Rose looked at him as if he’d gone off his rocker. “But we’re allowed to show the photo to people when we knock on their doors, aren’t we?”
Carl nodded. She was right. It was pure shit. Bureaucracy and the surveillance society at their worst.
–
One after another, they took the narrow streets between the yellow and white two-story houses that had been converted into apartments, down one street and up the next. It was a Wednesday morning of mind-numbing routine. If only everyone had been in so they could be crossed off the list, but many of them weren’t.

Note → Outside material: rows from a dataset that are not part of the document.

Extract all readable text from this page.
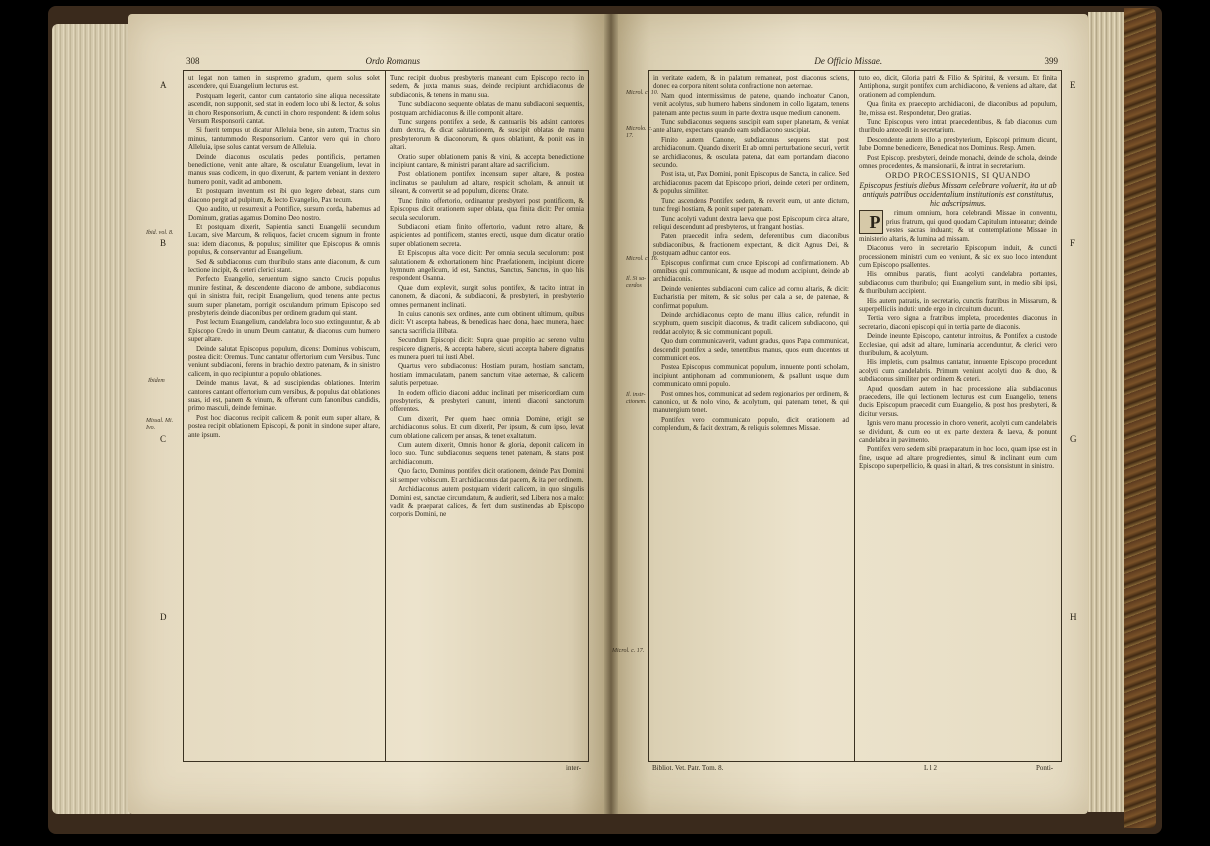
308	Ordo Romanus	De Officio Missae.	399

ut legat non tamen in suspremo gradum, quem solus solet ascendere, qui Euangelium lecturus est.

Postquam legerit, cantor cum cantatorio sine aliqua necessitate ascendit, non supponit, sed stat in eodem loco ubi & lector, & solus in choro Responsorium, & cuncti in choro respondent: & idem solus Versum Responsorii cantat.

Si fuerit tempus ut dicatur Alleluia bene, sin autem, Tractus sin minus, tantummodo Responsorium. Cantor vero qui in choro Alleluia, ipse solus cantat versum de Alleluia.

Deinde diaconus osculatis pedes pontificis, pertamen benedictione, venit ante altare, & osculatur Euangelium, levat in manus suas codicem, in quo dixerunt, & partem veniant in dextero humero ponit, vadit ad ambonem.

Et postquam inventum est ibi quo legere debeat, stans cum diacono pergit ad pulpitum, & lecto Evangelio, Pax tecum.

Quo audito, ut resurrexit a Pontifice, sursum corda, habemus ad Dominum, gratias agamus Domino Deo nostro.

Et postquam dixerit, Sapientia sancti Euangelii secundum Lucam, sive Marcum, & reliquos, faciet crucem signum in fronte sua: idem diaconus, & populus; similiter que Episcopus & omnis populus, & conservantur ad Euangelium.

Sed & subdiaconus cum thuribulo stans ante diaconum, & cum lectione incipit, & ceteri clerici stant.

Perfecto Euangelio, seruentum signo sancto Crucis populus munire festinat, & descendente diacono de ambone, subdiaconus qui in sinistra fuit, recipit Euangelium, quod tenens ante pectus suum super planetam, porrigit osculandum primum Episcopo sed presbyteris deinde diaconibus per ordinem gradum qui stant.

Post lectum Euangelium, candelabra loco suo extinguuntur, & ab Episcopo Credo in unum Deum cantatur, & diaconus cum humero super altare.

Deinde salutat Episcopus populum, dicens: Dominus vobiscum, postea dicit: Oremus. Tunc cantatur offertorium cum Versibus. Tunc veniunt subdiaconi, ferens in brachio dextro patenam, & in sinistro calicem, in quo recipiuntur a populo oblationes.

Deinde manus lavat, & ad suscipiendas oblationes. Interim cantores cantant offertorium cum versibus, & populus dat oblationes suas, id est, panem & vinum, & offerunt cum fanonibus candidis, primo masculi, deinde feminae.

Post hoc diaconus recipit calicem & ponit eum super altare, & postea recipit oblationem Episcopi, & ponit in sindone super altare, ante ipsum.

Tunc recipit duobus presbyteris maneant cum Episcopo recto in sedem, & juxta manus suas, deinde recipiunt archidiaconus de subdiaconis, & tenens in manu sua.

Tunc subdiacono sequente oblatas de manu subdiaconi sequentis, postquam archidiaconus & ille componit altare.

Tunc surgens pontifex a sede, & cantuariis bis adsint cantores dum dextra, & dicat salutationem, & suscipit oblatas de manu presbyterorum & diaconorum, & quos oblatiunt, & ponit eas in altari.

Oratio super oblationem panis & vini, & accepta benedictione incipiunt cantare, & ministri parant altare ad sacrificium.

Post oblationem pontifex incensum super altare, & postea inclinatus se paululum ad altare, respicit scholam, & annuit ut sileant, & convertit se ad populum, dicens: Orate.

Tunc finito offertorio, ordinantur presbyteri post pontificem, & Episcopus dicit orationem super oblata, qua finita dicit: Per omnia secula seculorum.

Subdiaconi etiam finito offertorio, vadunt retro altare, & aspicientes ad pontificem, stantes erecti, usque dum dicatur oratio super oblationem secreta.

Et Episcopus alta voce dicit: Per omnia secula seculorum: post salutationem & exhortationem hinc Praefationem, incipiunt dicere hymnum angelicum, id est, Sanctus, Sanctus, Sanctus, in quo his respondent Osanna.

Quae dum explevit, surgit solus pontifex, & tacito intrat in canonem, & diaconi, & subdiaconi, & presbyteri, in presbyterio omnes permanent inclinati.

In cuius canonis sex ordines, ante cum obtinent ultimum, quibus dicit: Vt ascepta habeas, & benedicas haec dona, haec munera, haec sancta sacrificia illibata.

Secundum Episcopi dicit: Supra quae propitio ac sereno vultu respicere digneris, & accepta habere, sicuti accepta habere dignatus es munera pueri tui iusti Abel.

Quartus vero subdiaconus: Hostiam puram, hostiam sanctam, hostiam immaculatam, panem sanctum vitae aeternae, & calicem salutis perpetuae.

In eodem officio diaconi adduc inclinati per misericordiam cum presbyteris, & presbyteri canunt, intenti diaconi sanctorum offerentes.

Cum dixerit, Per quem haec omnia Domine, erigit se archidiaconus solus. Et cum dixerit, Per ipsum, & cum ipso, levat cum oblatione calicem per ansas, & tenet exaltatum.

Cum autem dixerit, Omnis honor & gloria, deponit calicem in loco suo. Tunc subdiaconus sequens tenet patenam, & stans post archidiaconum.

Quo facto, Dominus pontifex dicit orationem, deinde Pax Domini sit semper vobiscum. Et archidiaconus dat pacem, & ita per ordinem.

Archidiaconus autem postquam viderit calicem, in quo singulis Domini est, sanctae circumdatum, & audierit, sed Libera nos a malo: vadit & praeparat calices, & fert dum sustinendas ab Episcopo corporis Domini, ne

A
B
C
D
Ibid. vol. 8.
Ibidem
Missal. Mi. Ivo.
inter-

in veritate eadem, & in palatum remaneat, post diaconus sciens, donec ea corpora nitent soluta confractione non aeternae.

Nam quod intermissimus de patene, quando inchoatur Canon, venit acolytus, sub humero habens sindonem in collo ligatam, tenens patenam ante pectus suum in parte dextra usque medium canonem.

Tunc subdiaconus sequens suscipit eam super planetam, & veniat ante altare, expectans quando eam subdiacono suscipiat.

Finito autem Canone, subdiaconus sequens stat post archidiaconum. Quando dixerit Et ab omni perturbatione securi, vertit se archidiaconus, & osculata patena, dat eam portandam diacono secundo.

Post ista, ut, Pax Domini, ponit Episcopus de Sancta, in calice. Sed archidiaconus pacem dat Episcopo priori, deinde ceteri per ordinem, & populus similiter.

Tunc ascendens Pontifex sedem, & reverit eum, ut ante dictum, tunc fregi hostiam, & ponit super patenam.

Tunc acolyti vadunt dextra laeva que post Episcopum circa altare, reliqui descendunt ad presbyteros, ut frangant hostias.

Paten praecedit infra sedem, deferentibus cum diaconibus subdiaconibus, & fractionem expectant, & dicit Agnus Dei, & postquam adhuc cantor eos.

Episcopus confirmat cum cruce Episcopi ad confirmationem. Ab omnibus qui communicant, & usque ad modum accipiunt, deinde ab archidiaconis.

Deinde venientes subdiaconi cum calice ad cornu altaris, & dicit: Eucharistia per mitem, & sic solus per cala a se, de patenae, & confirmat populum.

Deinde archidiaconus cepto de manu illius calice, refundit in scyphum, quem suscipit diaconus, & tradit calicem subdiacono, qui reddat acolyto; & sic communicant populi.

Quo dum communicaverit, vadunt gradus, quos Papa communicat, descendit pontifex a sede, tenentibus manus, quos eum ducentes ut communicet eos.

Postea Episcopus communicat populum, innuente ponti scholam, incipiunt antiphonam ad communionem, & psallunt usque dum communicato omni populo.

Post omnes hos, communicat ad sedem regionarios per ordinem, & canonico, ut & nolo vino, & acolytum, qui patenam tenet, & qui manutergium tenet.

Pontifex vero communicato populo, dicit orationem ad complendum, & facit dextram, & reliquis solemnes Missae.

tuto eo, dicit, Gloria patri & Filio & Spiritui, & versum. Et finita Antiphona, surgit pontifex cum archidiacono, & veniens ad altare, dat orationem ad complendum.

Qua finita ex praecepto archidiaconi, de diaconibus ad populum, Ite, missa est. Respondetur, Deo gratias.

Tunc Episcopus vero intrat praecedentibus, & fab diaconus cum thuribulo antecedit in secretarium.

Descendente autem illo a presbyterium, Episcopi primum dicunt, Iube Domne benedicere, Benedicat nos Dominus. Resp. Amen.

Post Episcop. presbyteri, deinde monachi, deinde de schola, deinde omnes procedentes, & mansionarii, & intrat in secretarium.

ORDO PROCESSIONIS, SI QUANDO

Episcopus festiuis diebus Missam celebrare voluerit, ita ut ab antiquis patribus occidentalium institutionis est constitutus, hic adscripsimus.

P	rimum omnium, hora celebrandi Missae in conventu, prius fratrum, qui quod quodam Capitulum intueatur; deinde vestes sacras induant; & ut contemplatione Missae in ministerio altaris, & lumina ad missam.

Diaconus vero in secretario Episcopum induit, & cuncti processionem ministri cum eo veniunt, & sic ex suo loco intendunt cum Episcopo psallentes.

His omnibus paratis, fiunt acolyti candelabra portantes, subdiaconus cum thuribulo; qui Euangelium sunt, in medio sibi ipsi, & thuribulum accipient.

His autem patratis, in secretario, cunctis fratribus in Missarum, & superpelliciis induti: unde ergo in circuitum ducunt.

Tertia vero signa a fratribus impleta, procedentes diaconus in secretario, diaconi episcopi qui in tertia parte de diaconis.

Deinde ineunte Episcopo, cantetur introitus, & Pontifex a custode Ecclesiae, qui adsit ad altare, luminaria accenduntur, & clerici vero thuribulum, & acolytum.

His impletis, cum psalmus cantatur, innuente Episcopo procedunt acolyti cum candelabris. Primum veniunt acolyti duo & duo, & subdiaconus similiter per ordinem & ceteri.

Apud quosdam autem in hac processione alia subdiaconus praecedens, ille qui lectionem lecturus est cum Euangelio, tenens ducis Episcopum praecedit cum Euangelio, & post hos presbyteri, & dicitur versus.

Ignis vero manu processio in choro venerit, acolyti cum candelabris se dividunt, & cum eo ut ex parte dextera & laeva, & ponunt candelabra in pavimento.

Pontifex vero sedem sibi praeparatum in hoc loco, quam ipse est in fine, usque ad altare progredientes, simul & inclinant eum cum Episcopo superpellicio, & quasi in altari, & tres consistunt in sinistro.

E
F
G
H
Microl. c. 10.
Microlo. c. 17.
Microl. c. 16.
Il. Si sa- cerdos
Il. instr- ctionem.
Microl. c. 17.
Bibliot. Vet. Patr. Tom. 8.	L l 2	Ponti-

By the time they got to the hundred and tenth house, Carl was more than ready to step into the role of Rose’s boss and let her get on with it on her own.
“OK, this is going to be the last one,” he said, his eyes following a figure pottering about behind the panes of the front window. “You can do the apartment upstairs, then carry on with the next streets.”
“OK.” It was one of those two-syllable words that could be used in all sorts of contexts with a variety of meanings. In this instance it was intended to convey anything but appreciation, approval, or agreement. At best it was an invitation for him to provide an explanation, but Carl couldn’t be bothered to argue.